I made it down, went around the side of the mountain, met up with David too. The other David was coaching Sheila down the mountain, because in our panic, she had initially tried to hide from the bees rather than escape them. I was ashamed that I was the first one to break, but after thinking about it, I'm glad my survival instincts are good enough that I can be a coward and not care until I'm out of danger. And even then, I didn't care that much.

Sheila's face was covered in stingers, and she was not far from shock. David had little or no took my cell phone and hers (the only two what'd made it down the mountain) to call Peace Corps for help, and David too and I went to the water pump with Sheila, where we got a drink and began to remove stingers. Sheila freaked out again when a few bees showed up at the forage, ran off to the village. David too followed her.

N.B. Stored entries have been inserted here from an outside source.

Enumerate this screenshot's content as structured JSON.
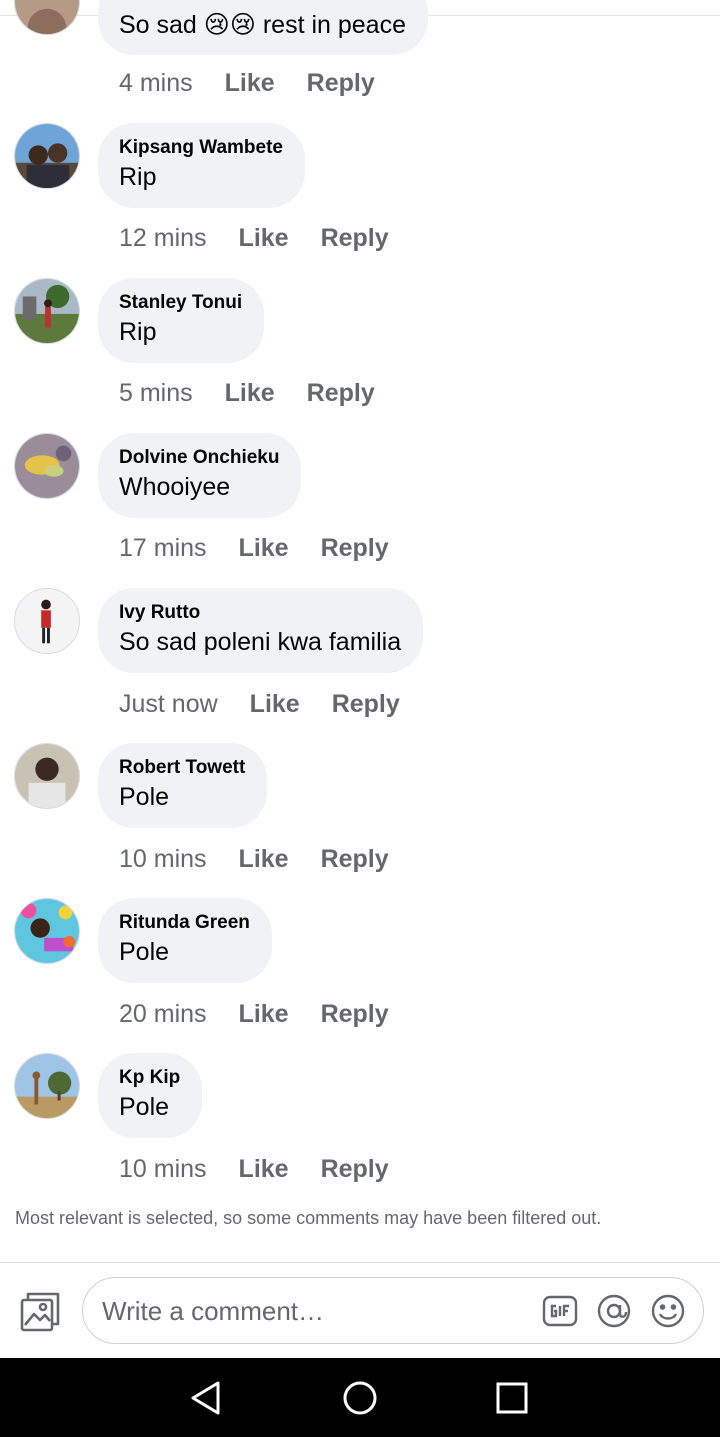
{
  "comments": [
    {
      "text": "So sad 😢😢 rest in peace",
      "time": "4 mins",
      "like": "Like",
      "reply": "Reply"
    },
    {
      "author": "Kipsang Wambete",
      "text": "Rip",
      "time": "12 mins",
      "like": "Like",
      "reply": "Reply"
    },
    {
      "author": "Stanley Tonui",
      "text": "Rip",
      "time": "5 mins",
      "like": "Like",
      "reply": "Reply"
    },
    {
      "author": "Dolvine Onchieku",
      "text": "Whooiyee",
      "time": "17 mins",
      "like": "Like",
      "reply": "Reply"
    },
    {
      "author": "Ivy Rutto",
      "text": "So sad poleni kwa familia",
      "time": "Just now",
      "like": "Like",
      "reply": "Reply"
    },
    {
      "author": "Robert Towett",
      "text": "Pole",
      "time": "10 mins",
      "like": "Like",
      "reply": "Reply"
    },
    {
      "author": "Ritunda Green",
      "text": "Pole",
      "time": "20 mins",
      "like": "Like",
      "reply": "Reply"
    },
    {
      "author": "Kp Kip",
      "text": "Pole",
      "time": "10 mins",
      "like": "Like",
      "reply": "Reply"
    }
  ],
  "filter_note": "Most relevant is selected, so some comments may have been filtered out.",
  "composer": {
    "placeholder": "Write a comment…",
    "icons": [
      "photo-icon",
      "gif-icon",
      "mention-icon",
      "emoji-icon"
    ]
  },
  "navbar": {
    "icons": [
      "back-icon",
      "home-icon",
      "recents-icon"
    ]
  },
  "colors": {
    "bubble": "#f0f2f5",
    "secondary_text": "#65676b",
    "primary_text": "#050505"
  }
}
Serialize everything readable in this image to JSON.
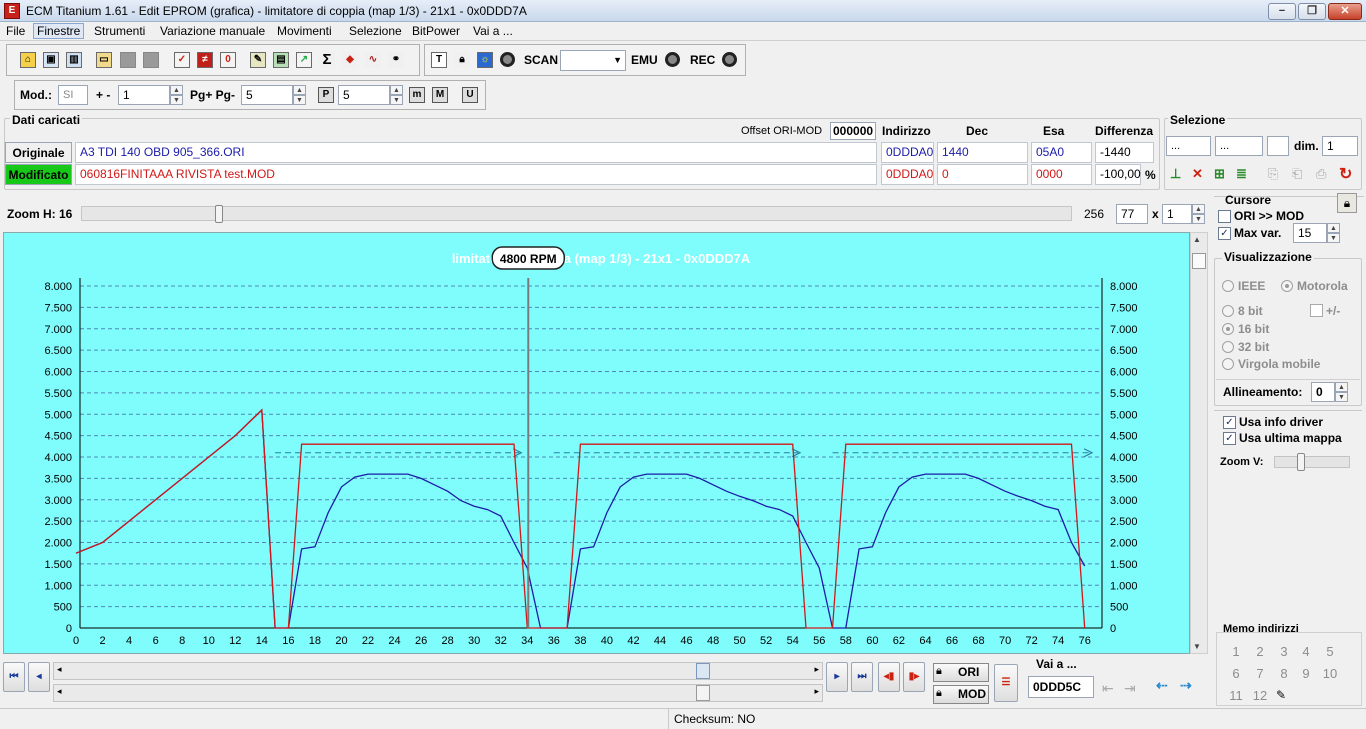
{
  "window": {
    "title": "ECM Titanium 1.61 - Edit EPROM (grafica) - limitatore di coppia (map 1/3) - 21x1 - 0x0DDD7A",
    "icon": "ecm-app-icon",
    "min_btn": "−",
    "max_btn": "❐",
    "close_btn": "✕"
  },
  "menu": {
    "items": [
      "File",
      "Finestre",
      "Strumenti",
      "Variazione manuale",
      "Movimenti",
      "Selezione",
      "BitPower",
      "Vai a ..."
    ]
  },
  "toolbar": {
    "scan_label": "SCAN",
    "scan_value": "",
    "emu_label": "EMU",
    "rec_label": "REC",
    "mod_label": "Mod.:",
    "mod_value": "SI",
    "plusminus_label": "+ -",
    "plusminus_value": "1",
    "pg_label": "Pg+ Pg-",
    "pg_value": "5",
    "p_btn": "P",
    "p_value": "5",
    "m_btn": "m",
    "M_btn": "M",
    "U_btn": "U"
  },
  "dati": {
    "title": "Dati caricati",
    "offset_label": "Offset ORI-MOD",
    "offset_value": "000000",
    "col_indirizzo": "Indirizzo",
    "col_dec": "Dec",
    "col_esa": "Esa",
    "col_diff": "Differenza",
    "ori_label": "Originale",
    "ori_file": "A3 TDI 140 OBD 905_366.ORI",
    "ori_addr": "0DDDA0",
    "ori_dec": "1440",
    "ori_esa": "05A0",
    "ori_diff": "-1440",
    "mod_label": "Modificato",
    "mod_file": "060816FINITAAA RIVISTA test.MOD",
    "mod_addr": "0DDDA0",
    "mod_dec": "0",
    "mod_esa": "0000",
    "mod_diff": "-100,00",
    "pct": "%"
  },
  "selezione": {
    "title": "Selezione",
    "f1": "...",
    "f2": "...",
    "f3": "",
    "dim_label": "dim.",
    "dim_value": "1"
  },
  "zoom": {
    "label": "Zoom H: 16",
    "max": "256",
    "value": "77",
    "x": "x",
    "mult": "1",
    "slider_level": 0.135
  },
  "cursore": {
    "title": "Cursore",
    "ori_mod_label": "ORI >> MOD",
    "ori_mod_checked": false,
    "maxvar_label": "Max var.",
    "maxvar_checked": true,
    "maxvar_value": "15"
  },
  "visual": {
    "title": "Visualizzazione",
    "ieee": "IEEE",
    "motorola": "Motorola",
    "bit8": "8 bit",
    "plusminus": "+/-",
    "bit16": "16 bit",
    "bit32": "32 bit",
    "virgola": "Virgola mobile",
    "allineamento_label": "Allineamento:",
    "allineamento_value": "0",
    "usa_info": "Usa info driver",
    "usa_ultima": "Usa ultima mappa",
    "zoomv_label": "Zoom V:"
  },
  "memo": {
    "title": "Memo indirizzi",
    "nums": [
      "1",
      "2",
      "3",
      "4",
      "5",
      "6",
      "7",
      "8",
      "9",
      "10",
      "11",
      "12"
    ]
  },
  "bottom": {
    "ori_btn": "ORI",
    "mod_btn": "MOD",
    "vai_label": "Vai a ...",
    "vai_value": "0DDD5C"
  },
  "status": {
    "checksum": "Checksum: NO"
  },
  "colors": {
    "chart_bg": "#7ffdfd",
    "ori_line": "#1c1ca8",
    "mod_line": "#d01818",
    "arrow": "#2a7fa0"
  },
  "chart_data": {
    "type": "line",
    "title": "limitatore di coppia (map 1/3) - 21x1 - 0x0DDD7A",
    "cursor_label": "4800 RPM",
    "xlim": [
      0,
      77
    ],
    "ylim": [
      0,
      8000
    ],
    "x_ticks": [
      "0",
      "2",
      "4",
      "6",
      "8",
      "10",
      "12",
      "14",
      "16",
      "18",
      "20",
      "22",
      "24",
      "26",
      "28",
      "30",
      "32",
      "34",
      "36",
      "38",
      "40",
      "42",
      "44",
      "46",
      "48",
      "50",
      "52",
      "54",
      "56",
      "58",
      "60",
      "62",
      "64",
      "66",
      "68",
      "70",
      "72",
      "74",
      "76"
    ],
    "y_ticks": [
      "0",
      "500",
      "1.000",
      "1.500",
      "2.000",
      "2.500",
      "3.000",
      "3.500",
      "4.000",
      "4.500",
      "5.000",
      "5.500",
      "6.000",
      "6.500",
      "7.000",
      "7.500",
      "8.000"
    ],
    "cursor_x": 34,
    "grid": true,
    "series": [
      {
        "name": "",
        "color": "#1c1ca8",
        "x": [
          0,
          2,
          4,
          6,
          8,
          10,
          12,
          14,
          15,
          16,
          17,
          18,
          19,
          20,
          21,
          22,
          23,
          24,
          25,
          26,
          27,
          28,
          29,
          30,
          31,
          32,
          33,
          34,
          35,
          36,
          37,
          38,
          39,
          40,
          41,
          42,
          43,
          44,
          45,
          46,
          47,
          48,
          49,
          50,
          51,
          52,
          53,
          54,
          55,
          56,
          57,
          58,
          59,
          60,
          61,
          62,
          63,
          64,
          65,
          66,
          67,
          68,
          69,
          70,
          71,
          72,
          73,
          74,
          75,
          76
        ],
        "y": [
          1750,
          2000,
          2500,
          3000,
          3500,
          4000,
          4500,
          5100,
          0,
          0,
          1850,
          1900,
          2700,
          3300,
          3530,
          3600,
          3600,
          3600,
          3600,
          3500,
          3350,
          3200,
          2980,
          2850,
          2770,
          2620,
          2000,
          1400,
          0,
          0,
          0,
          1850,
          1900,
          2700,
          3300,
          3530,
          3600,
          3600,
          3600,
          3600,
          3500,
          3350,
          3200,
          3080,
          2980,
          2850,
          2770,
          2620,
          2000,
          1400,
          0,
          0,
          1850,
          1900,
          2700,
          3300,
          3530,
          3600,
          3600,
          3600,
          3600,
          3500,
          3350,
          3200,
          3080,
          2980,
          2850,
          2770,
          2000,
          1450
        ]
      },
      {
        "name": "",
        "color": "#d01818",
        "x": [
          0,
          2,
          4,
          6,
          8,
          10,
          12,
          14,
          15,
          16,
          17,
          33,
          34,
          35,
          36,
          37,
          38,
          53,
          54,
          55,
          56,
          57,
          58,
          74,
          75,
          76
        ],
        "y": [
          1750,
          2000,
          2500,
          3000,
          3500,
          4000,
          4500,
          5100,
          0,
          0,
          4300,
          4300,
          0,
          0,
          0,
          0,
          4300,
          4300,
          4300,
          0,
          0,
          0,
          4300,
          4300,
          4300,
          0
        ]
      }
    ]
  }
}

I ran after them, and managed to communicate to the villagers (who do not speak Pulaar very much at all) that they were sick, they needed water, and a shady, sheltered spot to lie down. The villagers immediately took them into two huts and pushed them onto beds. The aftermath was that David got in touch with Peace Corps, who sent two doctors with hydrocortisone shots on motorbikes, and a car up from Kedougou. Sheila and David too rode back on the backs of motos, and David and I did a DIY medevac on our bikes, with two Senegalese kids riding the others' bikes. Which, superman that he is, Volunteer David had freed not with a key, but by dint of smashing the heck out of the padlock holding the bikes together. Good to know they were so secure. We met the car and the others, came back into Kedougou and started drinking water, taking the antihistamines the other volunteers had bought for us at the pharmacy, and in my case, having a nervous breakdown after-the-fact.

The next day
I am sore to the point of being barely able to walk and can't move my arms well. My face, arms, and neck are all puffy but not drastically swollen, and David went up and got our stuff, so I once again have glasses and a sleeping bag. I'm not sure when I'm going back to site, but I think I should be able to walk without my legs buckling from muscle spasms before I try to go up the mountain. So even though I feel like a slacker, hanging out around the regional house and cooking for the mosquito net distribution crew, there's not a lot more I can handle. Oh, and someone has my cell phone battery, so if you're trying to call me, that's not gonna fly just yet.

Sorry this is really rough. I'm sure the others have more detailed, better-written accounts. I keep meaning to polish this (and will keep meaning to), but am not sure when I'll have the motivation, because honestly I've told the story so much recently that I'd just as lief not deal with it for a few days.